In Basic mode there's a single Dynamic Range Leveling knob — 0% is off, higher is more aggressive. Pro mode lets you set the exact target and how strongly and quickly it corrects. Use gentle settings for music (to keep its natural light and shade) and stronger settings for podcasts or mixed playlists. (Advanced interface for the Pro controls.)

Why it helps

It ends the reach-for-the-volume routine between tracks, quiet films and uneven recordings — especially handy for night listening.

Settings explained

  • Dynamic Range Leveling (Basic) — One simple knob that sets how hard it works, from off to strong night-mode levelling.
  • Target — The loudness it aims to keep everything at, measured in LUFS (−30 to −10; default −18).
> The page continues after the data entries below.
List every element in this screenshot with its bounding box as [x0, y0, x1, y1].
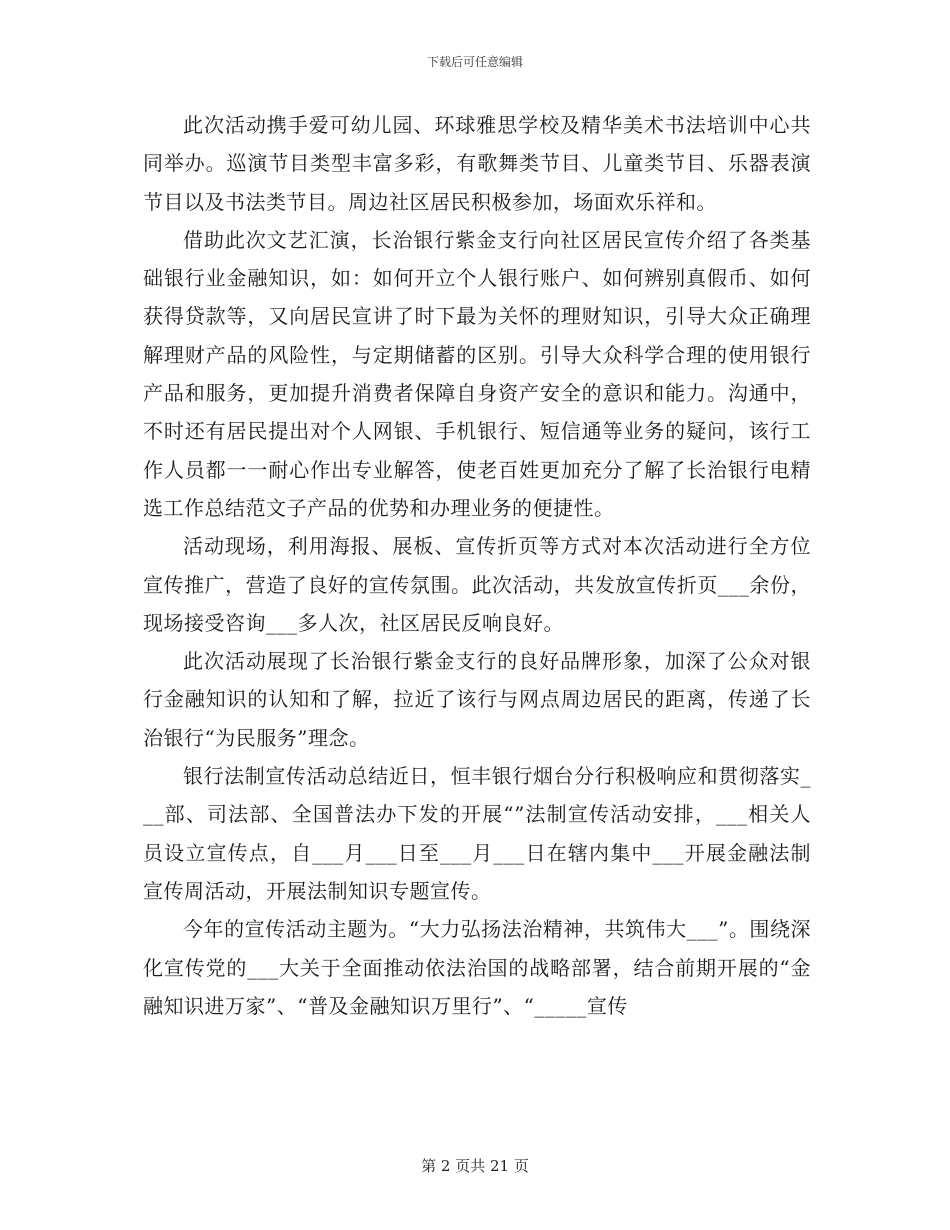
page-header: 下载后可任意编辑 — [426, 55, 523, 69]
paragraph: 银行法制宣传活动总结近日，恒丰银行烟台分行积极响应和贯彻落实___部、司法部、全国普法办下发的开展“”法制宣传活动安排，___相关人员设立宣传点，自___月___日至___月___日在辖内集中___开展金融法制宣传周活动，开展法制知识专题宣传。 — [143, 764, 811, 903]
paragraph: 借助此次文艺汇演，长治银行紫金支行向社区居民宣传介绍了各类基础银行业金融知识，如：如何开立个人银行账户、如何辨别真假币、如何获得贷款等，又向居民宣讲了时下最为关怀的理财知识，引导大众正确理解理财产品的风险性，与定期储蓄的区别。引导大众科学合理的使用银行产品和服务，更加提升消费者保障自身资产安全的意识和能力。沟通中，不时还有居民提出对个人网银、手机银行、短信通等业务的疑问，该行工作人员都一一耐心作出专业解答，使老百姓更加充分了解了长治银行电精选工作总结范文子产品的优势和办理业务的便捷性。 — [143, 227, 811, 520]
paragraph: 今年的宣传活动主题为。“大力弘扬法治精神，共筑伟大___”。围绕深化宣传党的___大关于全面推动依法治国的战略部署，结合前期开展的“金融知识进万家”、“普及金融知识万里行”、“_____宣传 — [143, 917, 811, 1018]
paragraph: 此次活动展现了长治银行紫金支行的良好品牌形象，加深了公众对银行金融知识的认知和了解，拉近了该行与网点周边居民的距离，传递了长治银行“为民服务”理念。 — [143, 649, 811, 750]
paragraph: 活动现场，利用海报、展板、宣传折页等方式对本次活动进行全方位宣传推广，营造了良好的宣传氛围。此次活动，共发放宣传折页___余份，现场接受咨询___多人次，社区居民反响良好。 — [143, 534, 811, 635]
document-body — [143, 106, 811, 1025]
page-number-footer: 第 2 页共 21 页 — [421, 1157, 529, 1175]
paragraph: 此次活动携手爱可幼儿园、环球雅思学校及精华美术书法培训中心共同举办。巡演节目类型丰富多彩，有歌舞类节目、儿童类节目、乐器表演节目以及书法类节目。周边社区居民积极参加，场面欢乐祥和。 — [143, 113, 811, 214]
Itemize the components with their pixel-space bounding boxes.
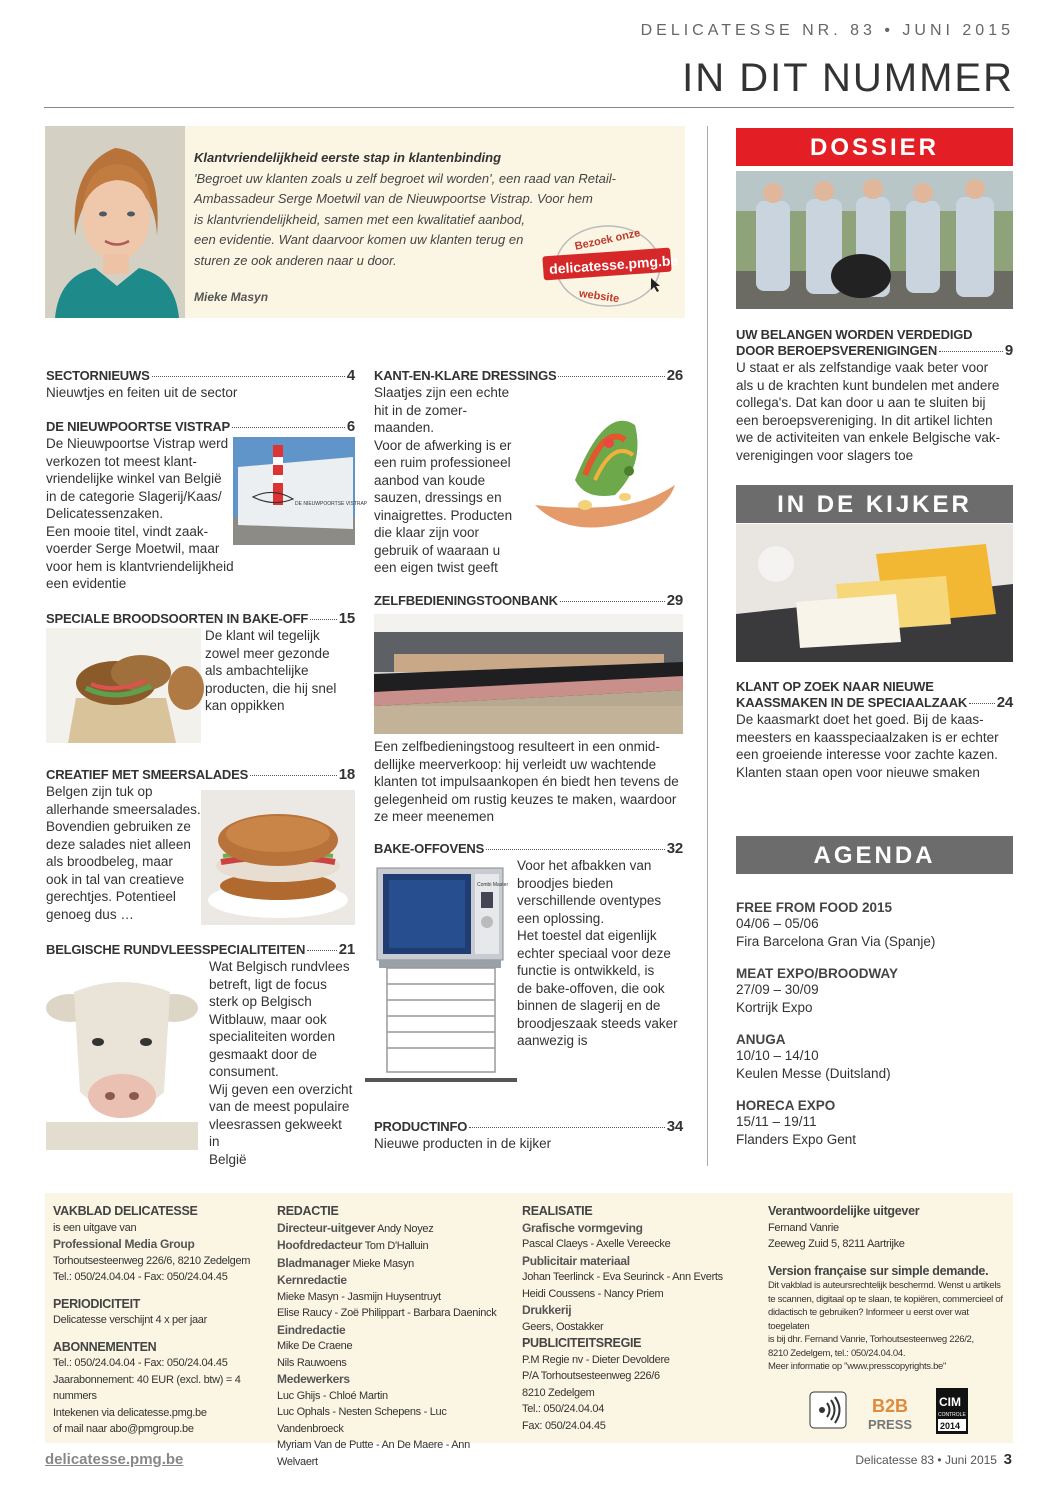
toc-text: verenigingen voor slagers toe xyxy=(736,447,914,463)
toc-text: Klanten staan open voor nieuwe smaken xyxy=(736,764,980,780)
agenda-banner: AGENDA xyxy=(736,836,1013,874)
toc-text: consument. xyxy=(209,1064,279,1079)
toc-text: in de categorie Slagerij/Kaas/ xyxy=(46,488,222,504)
colophon-subheading: Publicitair materiaal xyxy=(522,1253,630,1268)
cim-year: 2014 xyxy=(940,1421,961,1431)
toc-text: Belgen zijn tuk op xyxy=(46,784,153,799)
toc-text: Wij geven een overzicht xyxy=(209,1081,353,1097)
colophon-line: Johan Teerlinck - Eva Seurinck - Ann Everts xyxy=(522,1271,723,1283)
toc-text: ook in tal van creatieve xyxy=(46,871,185,887)
editorial-line: sturen ze ook anderen naar u door. xyxy=(194,252,397,268)
toc-text: klanten tot impulsaankopen én biedt hen tevens de xyxy=(374,774,679,789)
cow-image xyxy=(46,972,198,1150)
colophon-gap xyxy=(53,1329,268,1339)
agenda-place: Fira Barcelona Gran Via (Spanje) xyxy=(736,933,936,949)
dossier-image xyxy=(736,171,1013,309)
kijker-banner: IN DE KIJKER xyxy=(736,485,1013,523)
toc-text: Delicatessenzaken. xyxy=(46,506,164,521)
toc-text: een beroepsvereniging. In dit artikel lichten xyxy=(736,412,993,428)
colophon-line: 8210 Zedelgem xyxy=(522,1386,595,1399)
agenda-date: 15/11 – 19/11 xyxy=(736,1114,817,1129)
toc-text: producten, die hij snel xyxy=(205,680,337,696)
agenda-item[interactable] xyxy=(736,1098,1013,1148)
colophon-role-value: Mieke Masyn xyxy=(352,1257,414,1270)
colophon-line: of mail naar abo@pmgroup.be xyxy=(53,1423,194,1435)
toc-page: 4 xyxy=(346,367,355,384)
dossier-banner: DOSSIER xyxy=(736,128,1013,166)
colophon-heading: PUBLICITEITSREGIE xyxy=(522,1336,642,1350)
toc-text: Voor het afbakken van xyxy=(517,858,652,873)
toc-title: SECTORNIEUWS xyxy=(46,368,150,383)
oven-image xyxy=(365,862,517,1082)
toc-text: gelegenheid om rustig keuzes te maken, waardoor xyxy=(374,791,677,807)
toc-page: 32 xyxy=(666,840,683,857)
toc-text: binnen de slagerij en de xyxy=(517,998,661,1013)
colophon-heading: ABONNEMENTEN xyxy=(53,1339,157,1354)
toc-text: vinaigrettes. Producten xyxy=(374,507,513,523)
editor-photo xyxy=(45,126,185,318)
toc-text: een evidentie xyxy=(46,576,127,591)
toc-text: Slaatjes zijn een echte xyxy=(374,385,510,400)
toc-text: als u de krachten kunt bundelen met andere xyxy=(736,377,1000,393)
toc-text: deze salades niet alleen xyxy=(46,836,191,852)
toc-title: KAASSMAKEN IN DE SPECIAALZAAK xyxy=(736,695,968,710)
toc-text: De klant wil tegelijk xyxy=(205,628,320,643)
toc-text: sauzen, dressings en xyxy=(374,490,502,505)
colophon-line: Meer informatie op "www.presscopyrights.be" xyxy=(768,1361,947,1372)
toc-text: vriendelijke winkel van België xyxy=(46,471,222,486)
toc-text: U staat er als zelfstandige vaak beter voor xyxy=(736,360,989,375)
colophon-line: te scannen, digitaal op te slaan, te kopiëren, commercieel of xyxy=(768,1293,1003,1305)
colophon-col-publisher xyxy=(53,1203,268,1438)
toc-title: KANT-EN-KLARE DRESSINGS xyxy=(374,368,557,383)
toc-text: een groeiende interesse voor zachte kazen. xyxy=(736,747,998,762)
colophon-line: Delicatesse verschijnt 4 x per jaar xyxy=(53,1314,207,1326)
toc-text: ze meer meenemen xyxy=(374,809,495,824)
colophon-line: Luc Ghijs - Chloé Martin xyxy=(277,1389,388,1402)
agenda-item[interactable] xyxy=(736,900,1013,950)
toc-page: 34 xyxy=(666,1118,683,1135)
bread-image xyxy=(46,628,201,743)
agenda-place: Keulen Messe (Duitsland) xyxy=(736,1065,891,1081)
website-link[interactable]: delicatesse.pmg.be xyxy=(45,1451,184,1468)
toc-text: echter speciaal voor deze xyxy=(517,945,671,961)
toc-dossier[interactable] xyxy=(736,327,1013,464)
toc-text: gerechtjes. Potentieel xyxy=(46,889,176,904)
toc-kijker[interactable] xyxy=(736,679,1013,781)
colophon-subheading: Eindredactie xyxy=(277,1322,346,1337)
stamp-bottom: website xyxy=(578,287,620,306)
colophon-line: Zeeweg Zuid 5, 8211 Aartrijke xyxy=(768,1238,905,1250)
oven-label: Combi Master xyxy=(477,882,509,888)
toc-title: PRODUCTINFO xyxy=(374,1119,468,1134)
toc-text: voor hem is klantvriendelijkheid xyxy=(46,558,234,574)
agenda-date: 10/10 – 14/10 xyxy=(736,1048,819,1063)
agenda-title: ANUGA xyxy=(736,1032,786,1047)
toc-text: die klaar zijn voor xyxy=(374,525,480,540)
toc-text: hit in de zomer- xyxy=(374,402,468,418)
editorial-line: Ambassadeur Serge Moetwil van de Nieuwpoortse Vistrap. Voor hem xyxy=(194,191,593,206)
press-text: PRESS xyxy=(868,1417,913,1432)
toc-title: ZELFBEDIENINGSTOONBANK xyxy=(374,593,558,608)
colophon-gap xyxy=(768,1253,1008,1263)
toc-zelfbediening[interactable] xyxy=(374,592,683,609)
toc-text: specialiteiten worden xyxy=(209,1029,336,1044)
toc-text: broodjes bieden xyxy=(517,875,614,891)
website-stamp[interactable] xyxy=(543,224,679,308)
toc-text: Bovendien gebruiken ze xyxy=(46,819,191,834)
toc-sectornieuws[interactable] xyxy=(46,367,355,402)
toc-title: BELGISCHE RUNDVLEESSPECIALITEITEN xyxy=(46,942,306,957)
toc-text: Een mooie titel, vindt zaak- xyxy=(46,523,209,539)
toc-text: sterk op Belgisch xyxy=(209,994,312,1009)
colophon-line: Myriam Van de Putte - An De Maere - Ann Welvaert xyxy=(277,1439,470,1468)
colophon-role-label: Directeur-uitgever xyxy=(277,1220,375,1235)
toc-text: betreft, ligt de focus xyxy=(209,976,327,992)
toc-page: 6 xyxy=(346,418,355,435)
colophon-heading: REDACTIE xyxy=(277,1204,339,1218)
editor-portrait-image xyxy=(45,126,185,318)
editorial-line: 'Begroet uw klanten zoals u zelf begroet wil worden', een raad van Retail- xyxy=(194,170,616,186)
colophon-line: Geers, Oostakker xyxy=(522,1320,604,1333)
colophon-line: Jaarabonnement: 40 EUR (excl. btw) = 4 nummers xyxy=(53,1373,241,1402)
colophon-col-realisatie xyxy=(522,1203,757,1434)
colophon-line: P/A Torhoutsesteenweg 226/6 xyxy=(522,1370,660,1382)
agenda-place: Flanders Expo Gent xyxy=(736,1131,857,1147)
colophon-subheading: Professional Media Group xyxy=(53,1237,195,1251)
colophon-line: Nils Rauwoens xyxy=(277,1356,347,1369)
agenda-date: 27/09 – 30/09 xyxy=(736,982,819,997)
toc-text: een ruim professioneel xyxy=(374,455,511,470)
toc-text: België xyxy=(209,1151,247,1167)
colophon-role xyxy=(277,1237,512,1255)
toc-text: allerhande smeersalades. xyxy=(46,801,201,817)
toc-page: 15 xyxy=(338,610,355,627)
toc-text: genoeg dus … xyxy=(46,906,134,922)
colophon-heading: VAKBLAD DELICATESSE xyxy=(53,1204,198,1218)
toc-text: Witblauw, maar ook xyxy=(209,1011,327,1027)
colophon-line: Tel.: 050/24.04.04 xyxy=(522,1403,605,1415)
toc-title: BAKE-OFFOVENS xyxy=(374,841,485,856)
toc-text: Een zelfbedieningstoog resulteert in een onmid- xyxy=(374,739,660,754)
agenda-item[interactable] xyxy=(736,1032,1013,1082)
colophon-role-label: Bladmanager xyxy=(277,1255,350,1270)
colophon-line: Luc Ophals - Nesten Schepens - Luc Vandenbroeck xyxy=(277,1406,447,1435)
toc-text: Wat Belgisch rundvlees xyxy=(209,959,350,974)
colophon-line: Heidi Coussens - Nancy Priem xyxy=(522,1287,664,1300)
toc-text: als broodbeleg, maar xyxy=(46,854,173,869)
colophon-line: Fax: 050/24.04.45 xyxy=(522,1419,606,1432)
toc-text: de bake-offoven, die ook xyxy=(517,980,665,996)
folio-text: Delicatesse 83 • Juni 2015 xyxy=(855,1453,997,1467)
toc-text: zowel meer gezonde xyxy=(205,645,330,661)
b2b-press-logo xyxy=(866,1392,916,1432)
toc-zelfbediening-text xyxy=(374,738,683,826)
header-divider xyxy=(44,107,1014,108)
agenda-date: 04/06 – 05/06 xyxy=(736,916,819,931)
toc-text: van de meest populaire xyxy=(209,1099,350,1114)
colophon-heading: REALISATIE xyxy=(522,1204,593,1218)
b2b-text: B2B xyxy=(872,1396,909,1416)
toc-text: meesters en kaasspeciaalzaken is er echter xyxy=(736,729,999,745)
colophon-heading: Version française sur simple demande. xyxy=(768,1263,989,1278)
colophon-role xyxy=(277,1220,512,1238)
colophon-line: Torhoutsesteenweg 226/6, 8210 Zedelgem xyxy=(53,1254,251,1267)
toc-text: aanwezig is xyxy=(517,1033,588,1048)
page-folio xyxy=(855,1451,1012,1468)
toc-text: Nieuwe producten in de kijker xyxy=(374,1136,552,1151)
toc-page: 21 xyxy=(338,941,355,958)
agenda-title: HORECA EXPO xyxy=(736,1098,836,1113)
colophon-line: Mieke Masyn - Jasmijn Huysentruyt xyxy=(277,1290,441,1303)
colophon-line: didactisch te gebruiken? Informeer u eerst over wat toegelaten xyxy=(768,1307,969,1332)
toc-title: DE NIEUWPOORTSE VISTRAP xyxy=(46,419,230,434)
toc-text: verschillende oventypes xyxy=(517,893,662,908)
colophon-subheading: Kernredactie xyxy=(277,1273,347,1287)
toc-text: vleesrassen gekweekt in xyxy=(209,1116,342,1149)
toc-text: gesmaakt door de xyxy=(209,1046,318,1062)
colophon-line: Tel.: 050/24.04.04 - Fax: 050/24.04.45 xyxy=(53,1357,228,1369)
toc-text: een oplossing. xyxy=(517,910,605,926)
colophon-subheading: Grafische vormgeving xyxy=(522,1220,643,1235)
toc-text: gebruik of waaraan u xyxy=(374,542,501,558)
colophon-role-label: Hoofdredacteur xyxy=(277,1238,363,1252)
editorial-author: Mieke Masyn xyxy=(194,290,269,304)
toc-text: Voor de afwerking is er xyxy=(374,437,512,453)
toc-title: UW BELANGEN WORDEN VERDEDIGD xyxy=(736,327,973,342)
sandwich-image xyxy=(201,790,355,925)
colophon-subheading: Medewerkers xyxy=(277,1372,350,1386)
toc-title: DOOR BEROEPSVERENIGINGEN xyxy=(736,343,938,358)
counter-image xyxy=(374,614,683,734)
toc-text: we de activiteiten van enkele Belgische vak- xyxy=(736,430,1001,445)
toc-text: kan oppikken xyxy=(205,698,285,713)
page-number: 3 xyxy=(1003,1451,1012,1468)
cheese-image xyxy=(736,524,1013,662)
toc-text: maanden. xyxy=(374,420,435,435)
colophon-role xyxy=(277,1255,512,1273)
colophon-line: Mike De Craene xyxy=(277,1340,353,1352)
colophon-role-value: Andy Noyez xyxy=(377,1222,434,1235)
toc-page: 29 xyxy=(666,592,683,609)
cim-logo xyxy=(936,1388,968,1434)
agenda-title: FREE FROM FOOD 2015 xyxy=(736,900,893,915)
colophon-col-uitgever xyxy=(768,1203,1008,1374)
agenda-place: Kortrijk Expo xyxy=(736,999,813,1015)
colophon-col-redactie xyxy=(277,1203,512,1470)
toc-text: als ambachtelijke xyxy=(205,663,309,678)
colophon-line: Pascal Claeys - Axelle Vereecke xyxy=(522,1238,671,1250)
toc-text: broodjeszaak steeds vaker xyxy=(517,1015,678,1031)
issue-line: DELICATESSE NR. 83 • JUNI 2015 xyxy=(640,22,1014,39)
colophon-role-value: Tom D'Halluin xyxy=(364,1240,429,1252)
toc-text: De Nieuwpoortse Vistrap werd xyxy=(46,436,229,451)
toc-title: KLANT OP ZOEK NAAR NIEUWE xyxy=(736,679,934,694)
cursor-icon xyxy=(651,278,660,292)
toc-page: 24 xyxy=(996,694,1013,711)
cim-text: CIM xyxy=(939,1395,961,1409)
editorial-line: is klantvriendelijkheid, samen met een kwalitatief aanbod, xyxy=(194,211,525,227)
colophon-heading: Verantwoordelijke uitgever xyxy=(768,1204,920,1218)
toc-text: functie is ontwikkeld, is xyxy=(517,963,655,978)
toc-text: Het toestel dat eigenlijk xyxy=(517,928,657,943)
toc-text: verkozen tot meest klant- xyxy=(46,453,197,469)
toc-text: Nieuwtjes en feiten uit de sector xyxy=(46,385,238,400)
toc-title: CREATIEF MET SMEERSALADES xyxy=(46,767,249,782)
stamp-top: Bezoek onze xyxy=(573,227,642,253)
toc-page: 18 xyxy=(338,766,355,783)
cim-controle: CONTROLE xyxy=(938,1412,966,1418)
colophon-line: is een uitgave van xyxy=(53,1221,137,1234)
editorial-line: een evidentie. Want daarvoor komen uw klanten terug en xyxy=(194,232,524,247)
agenda-title: MEAT EXPO/BROODWAY xyxy=(736,966,899,981)
dressing-image xyxy=(525,385,687,540)
toc-productinfo[interactable] xyxy=(374,1118,683,1153)
toc-text: een eigen twist geeft xyxy=(374,560,498,575)
colophon-heading: PERIODICITEIT xyxy=(53,1296,141,1311)
colophon-line: 8210 Zedelgem, tel.: 050/24.04.04. xyxy=(768,1347,906,1359)
page-title: IN DIT NUMMER xyxy=(682,56,1014,100)
toc-page: 26 xyxy=(666,367,683,384)
toc-text: collega's. Dat kan door u aan te sluiten bij xyxy=(736,395,986,410)
stamp-url: delicatesse.pmg.be xyxy=(548,252,679,278)
store-sign-text: DE NIEUWPOORTSE VISTRAP xyxy=(295,501,368,507)
colophon-line: Intekenen via delicatesse.pmg.be xyxy=(53,1406,207,1419)
column-divider xyxy=(707,126,708,1166)
toc-text: aanbod van koude xyxy=(374,472,486,488)
toc-page: 9 xyxy=(1004,342,1013,359)
colophon-line: Fernand Vanrie xyxy=(768,1221,839,1234)
colophon-gap xyxy=(53,1286,268,1296)
colophon-subheading: Drukkerij xyxy=(522,1303,572,1317)
agenda-list xyxy=(736,900,1013,1148)
toc-text: De kaasmarkt doet het goed. Bij de kaas- xyxy=(736,712,984,727)
agenda-item[interactable] xyxy=(736,966,1013,1016)
editorial-title: Klantvriendelijkheid eerste stap in klantenbinding xyxy=(194,150,502,165)
colophon-line: Tel.: 050/24.04.04 - Fax: 050/24.04.45 xyxy=(53,1271,228,1283)
toc-text: voerder Serge Moetwil, maar xyxy=(46,541,220,556)
colophon-line: Elise Raucy - Zoë Philippart - Barbara Daeninck xyxy=(277,1307,497,1319)
colophon-line: Dit vakblad is auteursrechtelijk beschermd. Wenst u artikels xyxy=(768,1280,1001,1291)
colophon-line: is bij dhr. Fernand Vanrie, Torhoutsesteenweg 226/2, xyxy=(768,1334,974,1345)
toc-title: SPECIALE BROODSOORTEN IN BAKE-OFF xyxy=(46,611,309,626)
colophon-line: P.M Regie nv - Dieter Devoldere xyxy=(522,1353,670,1366)
vistrap-store-image xyxy=(233,437,368,545)
toc-text: dellijke meerverkoop: hij verleidt uw wachtende xyxy=(374,756,657,772)
press-logo-sound xyxy=(810,1392,846,1428)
You rarely need to change this.
  • Max Boost — The most it will turn quiet material up (up to +6 dB).
  • Max Cut — The most it will turn loud material down (up to −24 dB).
  • Attack — How quickly it reacts when the sound suddenly gets louder. Faster catches loud peaks sooner.
  • Release — How quickly it relaxes after a loud moment. Slower is smoother and less noticeable.

What the live display shows

Three meters tell the story. IN (amber) is how loud the original is, jumping around with the music. OUT (green) is the levelled result — when the leveler is doing its job, it sits near the target mark and barely moves. The GAIN ladder shows the live correction: green lights to the right mean it's boosting a quiet bit; amber to the left mean it's pulling a loud bit down.